# Vodka-melon?



## soleil (Jan 30, 2010)

Not the most poignant story, but here goes. 


So my best friend, M, and I are on our way to a friend's farm in rural Maryland for a big ol' party. We were almost there when we stopped in a gas station to get sodas and ask where a liquor store was. A cop happens to be standing in line behind us and pipes up "You kids going to a party?"
I cast a sideways glance at my friend, he nods quietly. "Yeah." M says impassively.

The cop's face splits into a huge grin. "You kids ever have a vodka-melon?"

I think my eyeballs nearly fell outta my face. M grins back, "Vodka-melon? Can't say we have."

"Yeah, you get 'chou a big ol' bottle of vodka, cut a hole in a watermelon, and sink the mouth 'a the bottle down into the melon, leave it for a few hours, then dig in. It'll get 'chou real fuh... well, I can't say that in front of your lady friend, there. But it's a good time."

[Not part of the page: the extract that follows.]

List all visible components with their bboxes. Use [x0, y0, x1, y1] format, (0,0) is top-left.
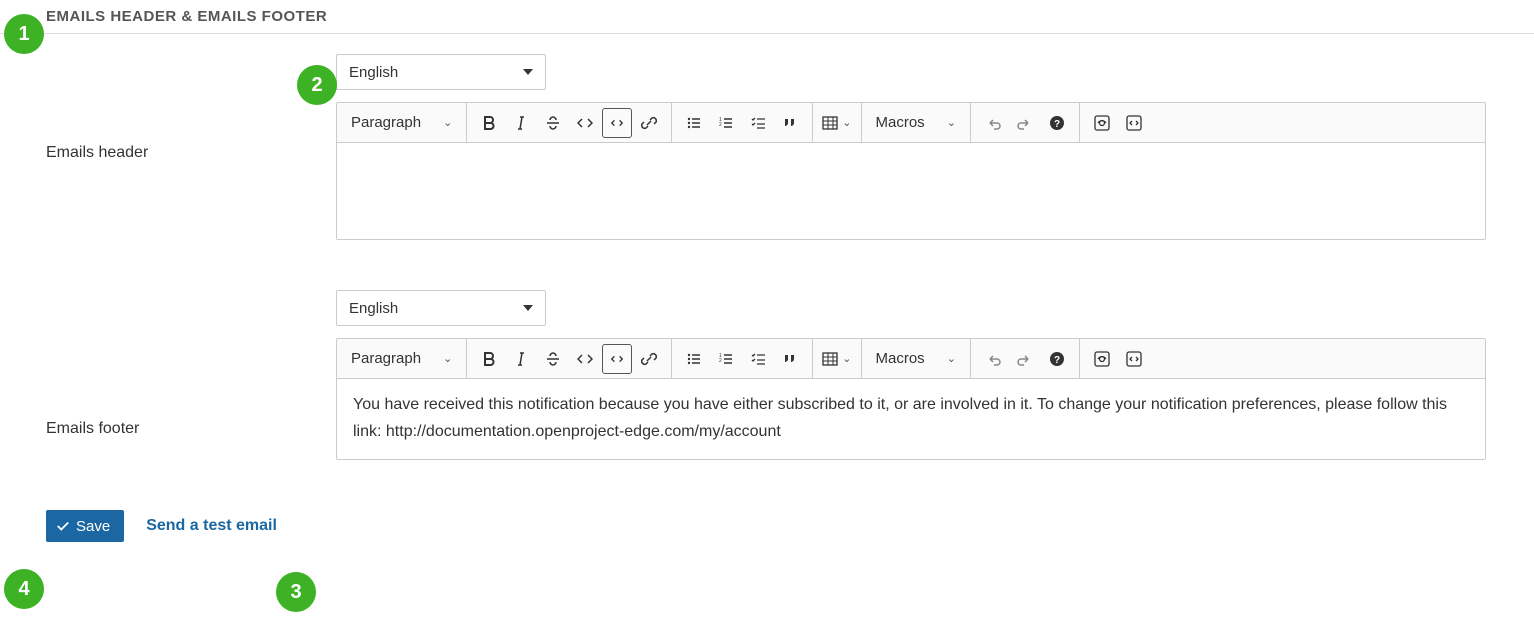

He even gave us directions to the nearest liquor store. We thanked him profusely. Nicest damn cop I ever met.


----------



## wartomods (Jan 30, 2010)

ah, good


----------



## Rash L (Jan 30, 2010)

WOO HOO!! haha good story. wish cops were nice around here...


----------



## Lilly (Mar 11, 2010)

haha Thats funny I love it


----------



## connerR (Mar 11, 2010)

I'll have to give that a try. Cool story!


----------